Solutions for conflicts between climate protection and nature conservation
Citizens' initiatives are dragging out Environmental Impact Assessments (EIAs) for new power grid lines. Public participation is therefore subject to criticism. Strategic Environmental Assessment (SEA) could be used to resolve disputes and relieve EIAs for power grids without compromising participation rights.
The outdated grid infrastructure needs be strengthened to meet the needs of renewable energies. Opposed to this are health, nature and landscape protection, as well as fears that new transport capacities will primarily serve the interests of electricity trading by coal-fired and nuclear power plants.
In both Austria and Germany, there is considerable resistance to the construction of new power links, which means that it is not easy to adapt the grid infrastructure.

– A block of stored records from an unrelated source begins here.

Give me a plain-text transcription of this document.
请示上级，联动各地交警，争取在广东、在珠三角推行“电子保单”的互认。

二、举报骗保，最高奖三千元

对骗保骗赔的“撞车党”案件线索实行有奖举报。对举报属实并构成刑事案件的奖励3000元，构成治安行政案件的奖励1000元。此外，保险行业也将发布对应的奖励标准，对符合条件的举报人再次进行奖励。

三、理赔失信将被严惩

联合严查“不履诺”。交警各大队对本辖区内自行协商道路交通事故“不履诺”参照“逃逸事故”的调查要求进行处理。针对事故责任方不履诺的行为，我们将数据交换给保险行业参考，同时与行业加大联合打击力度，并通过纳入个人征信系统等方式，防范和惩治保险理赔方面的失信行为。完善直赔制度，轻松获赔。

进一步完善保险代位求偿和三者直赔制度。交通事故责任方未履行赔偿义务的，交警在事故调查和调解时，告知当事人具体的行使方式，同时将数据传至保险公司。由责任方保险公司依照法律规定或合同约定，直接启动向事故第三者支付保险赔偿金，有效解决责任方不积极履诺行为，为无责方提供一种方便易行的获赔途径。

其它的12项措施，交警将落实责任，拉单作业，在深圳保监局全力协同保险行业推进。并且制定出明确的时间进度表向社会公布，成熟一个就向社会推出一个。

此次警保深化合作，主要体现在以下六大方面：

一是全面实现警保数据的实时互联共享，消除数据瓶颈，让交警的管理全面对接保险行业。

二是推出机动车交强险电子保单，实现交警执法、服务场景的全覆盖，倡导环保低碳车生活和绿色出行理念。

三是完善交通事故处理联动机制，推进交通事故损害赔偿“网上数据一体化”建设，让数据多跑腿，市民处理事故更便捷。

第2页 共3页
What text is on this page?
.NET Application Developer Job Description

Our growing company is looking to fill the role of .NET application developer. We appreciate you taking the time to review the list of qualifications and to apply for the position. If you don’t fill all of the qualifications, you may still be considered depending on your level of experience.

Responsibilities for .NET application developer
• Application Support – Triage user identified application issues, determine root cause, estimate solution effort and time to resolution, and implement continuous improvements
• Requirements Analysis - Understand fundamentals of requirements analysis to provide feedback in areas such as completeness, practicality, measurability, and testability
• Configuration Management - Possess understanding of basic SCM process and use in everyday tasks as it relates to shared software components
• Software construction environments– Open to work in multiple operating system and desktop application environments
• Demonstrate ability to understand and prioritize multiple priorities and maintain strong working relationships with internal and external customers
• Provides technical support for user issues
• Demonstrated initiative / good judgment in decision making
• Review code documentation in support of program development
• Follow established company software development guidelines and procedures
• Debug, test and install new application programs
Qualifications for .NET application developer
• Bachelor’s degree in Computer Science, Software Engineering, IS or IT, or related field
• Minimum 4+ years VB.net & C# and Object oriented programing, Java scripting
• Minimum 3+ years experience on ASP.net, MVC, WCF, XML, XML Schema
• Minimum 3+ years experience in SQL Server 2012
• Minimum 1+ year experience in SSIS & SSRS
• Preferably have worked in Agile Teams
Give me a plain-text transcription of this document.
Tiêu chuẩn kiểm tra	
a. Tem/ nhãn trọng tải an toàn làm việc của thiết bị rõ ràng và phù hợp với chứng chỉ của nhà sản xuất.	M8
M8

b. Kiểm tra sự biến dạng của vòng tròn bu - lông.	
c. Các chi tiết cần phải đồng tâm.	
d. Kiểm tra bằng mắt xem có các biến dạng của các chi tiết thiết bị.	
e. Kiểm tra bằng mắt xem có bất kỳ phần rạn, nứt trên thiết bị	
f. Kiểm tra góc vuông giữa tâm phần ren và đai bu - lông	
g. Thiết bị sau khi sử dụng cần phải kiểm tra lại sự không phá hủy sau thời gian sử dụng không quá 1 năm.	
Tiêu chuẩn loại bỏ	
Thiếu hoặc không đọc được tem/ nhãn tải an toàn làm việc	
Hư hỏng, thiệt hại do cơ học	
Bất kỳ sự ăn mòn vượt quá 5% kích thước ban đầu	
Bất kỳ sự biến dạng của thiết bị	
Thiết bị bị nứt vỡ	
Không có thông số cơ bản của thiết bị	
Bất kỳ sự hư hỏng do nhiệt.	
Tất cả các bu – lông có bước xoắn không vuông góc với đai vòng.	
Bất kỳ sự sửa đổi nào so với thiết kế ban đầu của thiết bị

For years now, business lobbies have therefore been calling for tighter deadlines and a reduction in public participation in EIAs. But this misses the point. The report of a representative of the citizens' initiative "110 kV adé!" at our event Citizens' initiatives against network operators shows why. The initiative was originally denied EIA at all. This refusal to allow public participation, however, fuelled local resistance. The citizens' initiative managed to block the construction of the pipeline even without party status or other rights. After about nine years of resistance, the European Court of Justice finally decided in favour of the citizens' initiative in August 2018: An EIA had to be performed, all previous permits are invalid.
This case of "110 kV adé" shows: refusal or curtailment of public participation is counterproductive. On the contrary, if you want to reduce resistance to grid projects, you need to increase participation. This has to be done even before the EIA procedures begin. The instrument of Strategic Environmental Assessment (SEA) is ideal for this. SEAs can be used by grid operators to resolve fundamental issues in advance at round-table meetings with the administration, environmental protection organisations as trusted members of the public and independent experts:
Together at the round table, it is possible to examine where the network needs to be strengthened for energy system transformation and security of supply. In addition, criteria can be laid down on how controversial issues such as routing, underground cabling or electromagnetism are to be dealt with in the projects to be approved. If agreement can be reached on these issues in advance in future, it will not be necessary to re-examine them in every EIA.
If the parties involved reach a consensus on these issues in the SEA, the EIA procedures for the individual grid projects are dramatically relieved, as experience from the construction of wind farms or waste incineration plants impressively shows. ÖKOBÜRO has therefore adapted the model of the SEA Round Table for grid planning.